You're right-ish, but... the problems of educational sciences are plenty, but most importantly the impossibility to run proper experiments, and the almost complete lack of fundamental, reliable knowledge about human cognition and learning. The bottom line is that they have no idea how learning works, nor how teaching works. Their findings should not be used as evidence. Only the largest effects could be cautiously used as guidelines for gradual and reversible change.
There's 200 countries to examine. Should be plenty of ways to get data to analyse. For some reason it seems to be minimal how much comparison we get. Whether comparisons we do get end up being a kind of contest, like PISA.
So we assign each difference to national differences. Or language. Or some other part of the environment.
If you could get say 50 countries to do a double blind experiment with two different teaching methods, you might make use of the scale. But even then you can only conclude something if all results have (more or less) the same effect size, and what do you win? Little. You can't even generalize over countries, since it wasn't a representative sample. And that's ignoring all the aforementioned factors, and the near certainty of a less than flawless execution that will definitely screw up the results.
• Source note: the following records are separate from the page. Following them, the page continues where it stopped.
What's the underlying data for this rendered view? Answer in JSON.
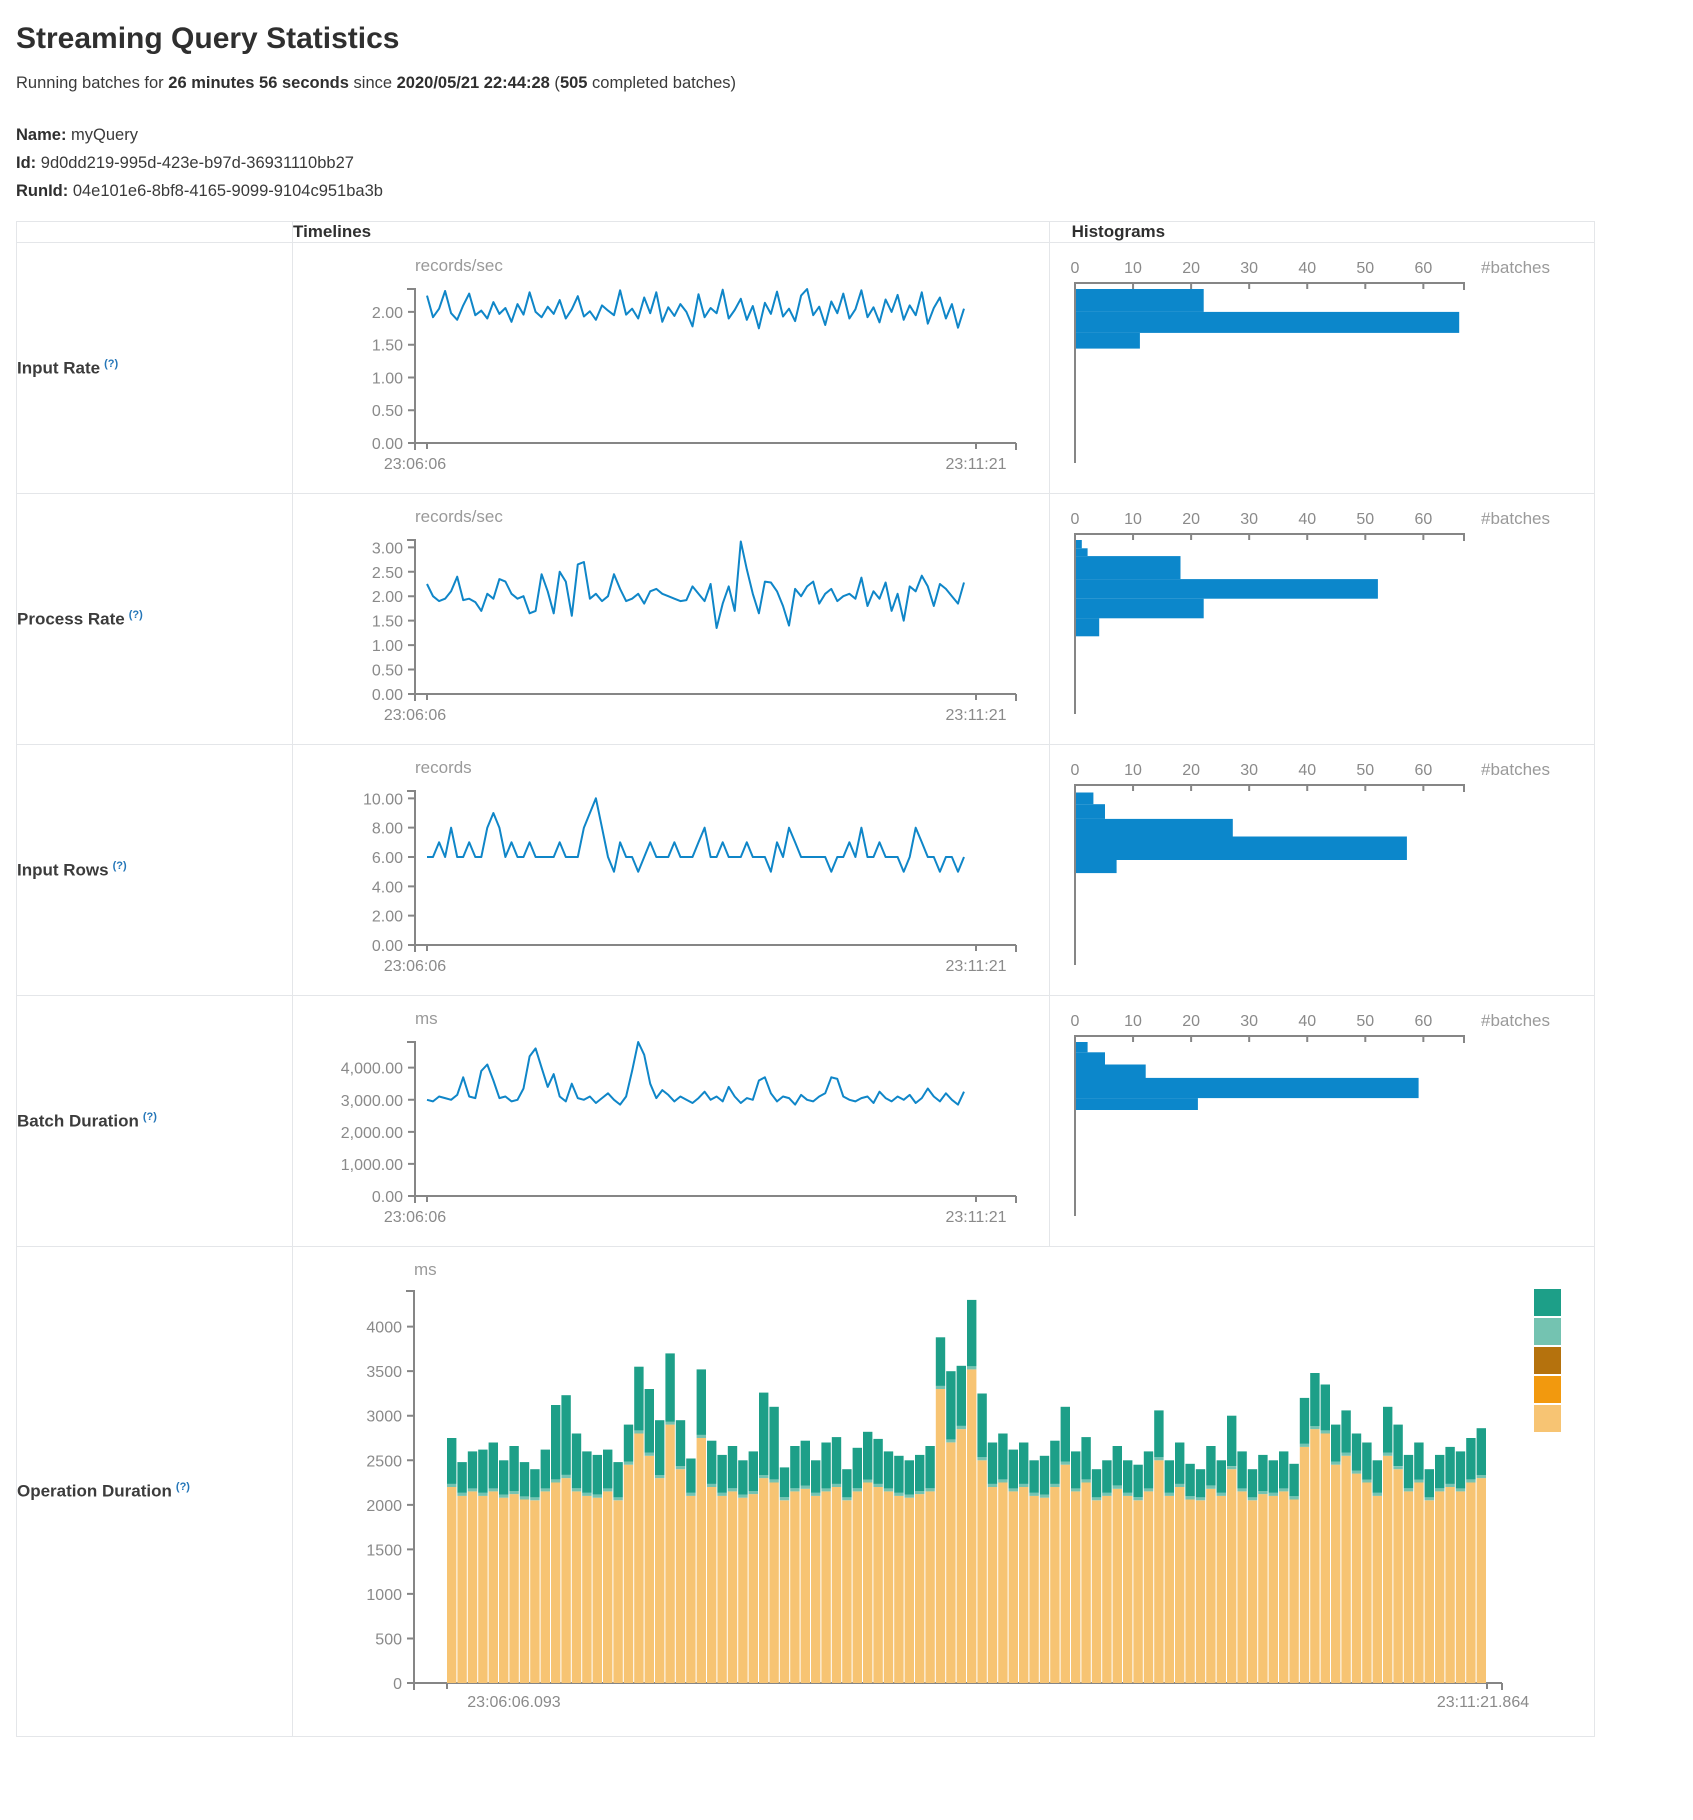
{
  "header": {
    "title": "Streaming Query Statistics",
    "running_prefix": "Running batches for ",
    "duration": "26 minutes 56 seconds",
    "since_text": " since ",
    "start_time": "2020/05/21 22:44:28",
    "paren_open": " (",
    "batches_count": "505",
    "batches_suffix": " completed batches)",
    "name_label": "Name:",
    "name_value": "myQuery",
    "id_label": "Id:",
    "id_value": "9d0dd219-995d-423e-b97d-36931110bb27",
    "runid_label": "RunId:",
    "runid_value": "04e101e6-8bf8-4165-9099-9104c951ba3b"
  },
  "table": {
    "col_timelines": "Timelines",
    "col_histograms": "Histograms",
    "rows": [
      {
        "label": "Input Rate",
        "help": "(?)"
      },
      {
        "label": "Process Rate",
        "help": "(?)"
      },
      {
        "label": "Input Rows",
        "help": "(?)"
      },
      {
        "label": "Batch Duration",
        "help": "(?)"
      },
      {
        "label": "Operation Duration",
        "help": "(?)"
      }
    ]
  },
  "chart_data": {
    "line_color": "#0f86c8",
    "bar_color": "#0c87cb",
    "input_rate": {
      "timeline": {
        "type": "line",
        "title": "records/sec",
        "x_start": "23:06:06",
        "x_end": "23:11:21",
        "ylim": [
          0,
          2.35
        ],
        "yticks": [
          {
            "v": 0,
            "label": "0.00"
          },
          {
            "v": 0.5,
            "label": "0.50"
          },
          {
            "v": 1,
            "label": "1.00"
          },
          {
            "v": 1.5,
            "label": "1.50"
          },
          {
            "v": 2,
            "label": "2.00"
          }
        ],
        "values": [
          2.25,
          1.92,
          2.05,
          2.32,
          1.98,
          1.88,
          2.1,
          2.28,
          1.95,
          2.02,
          1.9,
          2.15,
          1.97,
          2.06,
          1.85,
          2.12,
          1.96,
          2.3,
          2.0,
          1.92,
          2.08,
          1.97,
          2.18,
          1.9,
          2.04,
          2.24,
          1.93,
          2.01,
          1.88,
          2.1,
          2.02,
          1.95,
          2.33,
          1.96,
          2.05,
          1.9,
          2.22,
          1.98,
          2.3,
          1.85,
          2.07,
          1.94,
          2.12,
          2.0,
          1.78,
          2.27,
          1.92,
          2.06,
          1.98,
          2.34,
          1.9,
          2.03,
          2.2,
          1.88,
          2.09,
          1.75,
          2.14,
          1.97,
          2.31,
          1.93,
          2.05,
          1.86,
          2.25,
          2.35,
          1.95,
          2.08,
          1.8,
          2.16,
          1.98,
          2.28,
          1.9,
          2.04,
          2.33,
          1.92,
          2.07,
          1.84,
          2.19,
          2.0,
          2.26,
          1.88,
          2.1,
          1.95,
          2.3,
          1.82,
          2.06,
          2.22,
          1.9,
          2.12,
          1.76,
          2.05
        ]
      },
      "histogram": {
        "type": "bar",
        "orientation": "horizontal",
        "xlabel": "#batches",
        "xlim": [
          0,
          67
        ],
        "xticks": [
          0,
          10,
          20,
          30,
          40,
          50,
          60
        ],
        "bins": [
          {
            "lo": 2.0,
            "hi": 2.35,
            "count": 22
          },
          {
            "lo": 1.68,
            "hi": 2.0,
            "count": 66
          },
          {
            "lo": 1.44,
            "hi": 1.68,
            "count": 11
          }
        ]
      }
    },
    "process_rate": {
      "timeline": {
        "type": "line",
        "title": "records/sec",
        "x_start": "23:06:06",
        "x_end": "23:11:21",
        "ylim": [
          0,
          3.15
        ],
        "yticks": [
          {
            "v": 0,
            "label": "0.00"
          },
          {
            "v": 0.5,
            "label": "0.50"
          },
          {
            "v": 1,
            "label": "1.00"
          },
          {
            "v": 1.5,
            "label": "1.50"
          },
          {
            "v": 2,
            "label": "2.00"
          },
          {
            "v": 2.5,
            "label": "2.50"
          },
          {
            "v": 3,
            "label": "3.00"
          }
        ],
        "values": [
          2.25,
          2.0,
          1.9,
          1.95,
          2.1,
          2.4,
          1.92,
          1.95,
          1.88,
          1.7,
          2.05,
          1.95,
          2.35,
          2.3,
          2.05,
          1.95,
          2.0,
          1.65,
          1.7,
          2.45,
          2.1,
          1.65,
          2.5,
          2.3,
          1.6,
          2.65,
          2.7,
          1.95,
          2.05,
          1.9,
          2.0,
          2.45,
          2.15,
          1.9,
          1.95,
          2.05,
          1.85,
          2.1,
          2.15,
          2.05,
          2.0,
          1.95,
          1.9,
          1.92,
          2.2,
          2.05,
          1.9,
          2.25,
          1.35,
          1.85,
          2.2,
          1.7,
          3.12,
          2.55,
          2.05,
          1.65,
          2.3,
          2.28,
          2.1,
          1.8,
          1.4,
          2.15,
          2.0,
          2.2,
          2.3,
          1.85,
          2.05,
          2.15,
          1.9,
          2.0,
          2.05,
          1.95,
          2.38,
          1.8,
          2.1,
          1.95,
          2.28,
          1.7,
          2.05,
          1.5,
          2.2,
          2.1,
          2.42,
          2.2,
          1.8,
          2.25,
          2.15,
          2.0,
          1.85,
          2.28
        ]
      },
      "histogram": {
        "type": "bar",
        "orientation": "horizontal",
        "xlabel": "#batches",
        "xlim": [
          0,
          67
        ],
        "xticks": [
          0,
          10,
          20,
          30,
          40,
          50,
          60
        ],
        "bins": [
          {
            "lo": 2.98,
            "hi": 3.15,
            "count": 1
          },
          {
            "lo": 2.82,
            "hi": 2.98,
            "count": 2
          },
          {
            "lo": 2.35,
            "hi": 2.82,
            "count": 18
          },
          {
            "lo": 1.95,
            "hi": 2.35,
            "count": 52
          },
          {
            "lo": 1.55,
            "hi": 1.95,
            "count": 22
          },
          {
            "lo": 1.18,
            "hi": 1.55,
            "count": 4
          }
        ]
      }
    },
    "input_rows": {
      "timeline": {
        "type": "line",
        "title": "records",
        "x_start": "23:06:06",
        "x_end": "23:11:21",
        "ylim": [
          0,
          10.5
        ],
        "yticks": [
          {
            "v": 0,
            "label": "0.00"
          },
          {
            "v": 2,
            "label": "2.00"
          },
          {
            "v": 4,
            "label": "4.00"
          },
          {
            "v": 6,
            "label": "6.00"
          },
          {
            "v": 8,
            "label": "8.00"
          },
          {
            "v": 10,
            "label": "10.00"
          }
        ],
        "values": [
          6,
          6,
          7,
          6,
          8,
          6,
          6,
          7,
          6,
          6,
          8,
          9,
          8,
          6,
          7,
          6,
          6,
          7,
          6,
          6,
          6,
          6,
          7,
          6,
          6,
          6,
          8,
          9,
          10,
          8,
          6,
          5,
          7,
          6,
          6,
          5,
          6,
          7,
          6,
          6,
          6,
          7,
          6,
          6,
          6,
          7,
          8,
          6,
          6,
          7,
          6,
          6,
          6,
          7,
          6,
          6,
          6,
          5,
          7,
          6,
          8,
          7,
          6,
          6,
          6,
          6,
          6,
          5,
          6,
          6,
          7,
          6,
          8,
          6,
          6,
          7,
          6,
          6,
          6,
          5,
          6,
          8,
          7,
          6,
          6,
          5,
          6,
          6,
          5,
          6
        ]
      },
      "histogram": {
        "type": "bar",
        "orientation": "horizontal",
        "xlabel": "#batches",
        "xlim": [
          0,
          67
        ],
        "xticks": [
          0,
          10,
          20,
          30,
          40,
          50,
          60
        ],
        "bins": [
          {
            "lo": 9.6,
            "hi": 10.4,
            "count": 3
          },
          {
            "lo": 8.6,
            "hi": 9.6,
            "count": 5
          },
          {
            "lo": 7.4,
            "hi": 8.6,
            "count": 27
          },
          {
            "lo": 5.8,
            "hi": 7.4,
            "count": 57
          },
          {
            "lo": 4.9,
            "hi": 5.8,
            "count": 7
          }
        ]
      }
    },
    "batch_duration": {
      "timeline": {
        "type": "line",
        "title": "ms",
        "x_start": "23:06:06",
        "x_end": "23:11:21",
        "ylim": [
          0,
          4800
        ],
        "yticks": [
          {
            "v": 0,
            "label": "0.00"
          },
          {
            "v": 1000,
            "label": "1,000.00"
          },
          {
            "v": 2000,
            "label": "2,000.00"
          },
          {
            "v": 3000,
            "label": "3,000.00"
          },
          {
            "v": 4000,
            "label": "4,000.00"
          }
        ],
        "values": [
          3000,
          2950,
          3100,
          3050,
          3000,
          3150,
          3700,
          3100,
          3050,
          3900,
          4100,
          3600,
          3050,
          3100,
          2950,
          3000,
          3350,
          4350,
          4600,
          4000,
          3400,
          3800,
          3100,
          2950,
          3500,
          3050,
          3000,
          3100,
          2900,
          3050,
          3200,
          3000,
          2850,
          3100,
          3900,
          4800,
          4400,
          3500,
          3050,
          3300,
          3150,
          2950,
          3100,
          3000,
          2900,
          3050,
          3250,
          3000,
          3100,
          2950,
          3400,
          3100,
          2900,
          3050,
          3000,
          3600,
          3700,
          3200,
          2950,
          3100,
          3050,
          2850,
          3150,
          3000,
          2950,
          3100,
          3200,
          3700,
          3650,
          3100,
          3000,
          2950,
          3050,
          3100,
          2900,
          3250,
          3050,
          2950,
          3100,
          3000,
          3150,
          2900,
          3050,
          3350,
          3100,
          2950,
          3200,
          3000,
          2850,
          3250
        ]
      },
      "histogram": {
        "type": "bar",
        "orientation": "horizontal",
        "xlabel": "#batches",
        "xlim": [
          0,
          67
        ],
        "xticks": [
          0,
          10,
          20,
          30,
          40,
          50,
          60
        ],
        "bins": [
          {
            "lo": 4480,
            "hi": 4800,
            "count": 2
          },
          {
            "lo": 4100,
            "hi": 4480,
            "count": 5
          },
          {
            "lo": 3680,
            "hi": 4100,
            "count": 12
          },
          {
            "lo": 3050,
            "hi": 3680,
            "count": 59
          },
          {
            "lo": 2680,
            "hi": 3050,
            "count": 21
          }
        ]
      }
    },
    "operation_duration": {
      "type": "stacked-bar",
      "title": "ms",
      "x_start": "23:06:06.093",
      "x_end": "23:11:21.864",
      "ylim": [
        0,
        4400
      ],
      "yticks": [
        {
          "v": 0,
          "label": "0"
        },
        {
          "v": 500,
          "label": "500"
        },
        {
          "v": 1000,
          "label": "1000"
        },
        {
          "v": 1500,
          "label": "1500"
        },
        {
          "v": 2000,
          "label": "2000"
        },
        {
          "v": 2500,
          "label": "2500"
        },
        {
          "v": 3000,
          "label": "3000"
        },
        {
          "v": 3500,
          "label": "3500"
        },
        {
          "v": 4000,
          "label": "4000"
        }
      ],
      "colors": {
        "bottom": "#f7c473",
        "mid": "#74c3b1",
        "top": "#1d9f88"
      },
      "legend_colors": [
        "#1d9f88",
        "#74c3b1",
        "#b5720d",
        "#f2990e",
        "#f7c473"
      ],
      "mid_value": 35,
      "bottom": [
        2200,
        2100,
        2150,
        2100,
        2150,
        2080,
        2120,
        2060,
        2050,
        2150,
        2250,
        2300,
        2150,
        2100,
        2080,
        2150,
        2050,
        2450,
        2800,
        2550,
        2300,
        2900,
        2400,
        2100,
        2750,
        2200,
        2100,
        2150,
        2080,
        2120,
        2300,
        2250,
        2050,
        2150,
        2180,
        2100,
        2150,
        2200,
        2050,
        2150,
        2250,
        2200,
        2150,
        2100,
        2080,
        2120,
        2150,
        3300,
        2700,
        2850,
        3520,
        2500,
        2200,
        2250,
        2150,
        2200,
        2100,
        2080,
        2200,
        2450,
        2150,
        2250,
        2050,
        2100,
        2180,
        2100,
        2050,
        2150,
        2500,
        2100,
        2200,
        2060,
        2050,
        2180,
        2100,
        2400,
        2150,
        2050,
        2120,
        2100,
        2150,
        2060,
        2650,
        2850,
        2800,
        2450,
        2550,
        2350,
        2250,
        2100,
        2550,
        2400,
        2150,
        2250,
        2050,
        2150,
        2200,
        2150,
        2250,
        2300
      ],
      "total": [
        2750,
        2480,
        2600,
        2620,
        2700,
        2500,
        2660,
        2480,
        2400,
        2620,
        3120,
        3230,
        2800,
        2600,
        2560,
        2620,
        2480,
        2900,
        3550,
        3300,
        2950,
        3700,
        2950,
        2520,
        3520,
        2720,
        2560,
        2660,
        2500,
        2600,
        3260,
        3100,
        2420,
        2660,
        2720,
        2500,
        2700,
        2760,
        2400,
        2640,
        2820,
        2740,
        2600,
        2550,
        2500,
        2560,
        2660,
        3880,
        3500,
        3560,
        4300,
        3250,
        2700,
        2800,
        2620,
        2700,
        2500,
        2550,
        2720,
        3100,
        2600,
        2760,
        2400,
        2500,
        2660,
        2500,
        2450,
        2600,
        3060,
        2500,
        2700,
        2460,
        2400,
        2660,
        2500,
        3000,
        2600,
        2400,
        2560,
        2500,
        2600,
        2460,
        3200,
        3480,
        3350,
        2900,
        3060,
        2800,
        2700,
        2500,
        3100,
        2900,
        2560,
        2700,
        2400,
        2560,
        2650,
        2600,
        2750,
        2860
      ]
    }
  }
}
So I don't think "200 countries" will work. Such approaches have been tried with other, easier manipulations, like dieting, and it frequently turns out that interpreting the data isn't straight-forward. It isn't physics.
I wouldn't say the bar isn't lower. There are so many more variables than in physics, and you have so much less control over them, yet we don't really want less reliable conclusions.
If you want a physics metaphor: it's like dark matter: no idea what it is, where to begin, contradicting theories all around. But this is right under your nose. You've taken part in it, and if you work at uni, you still do.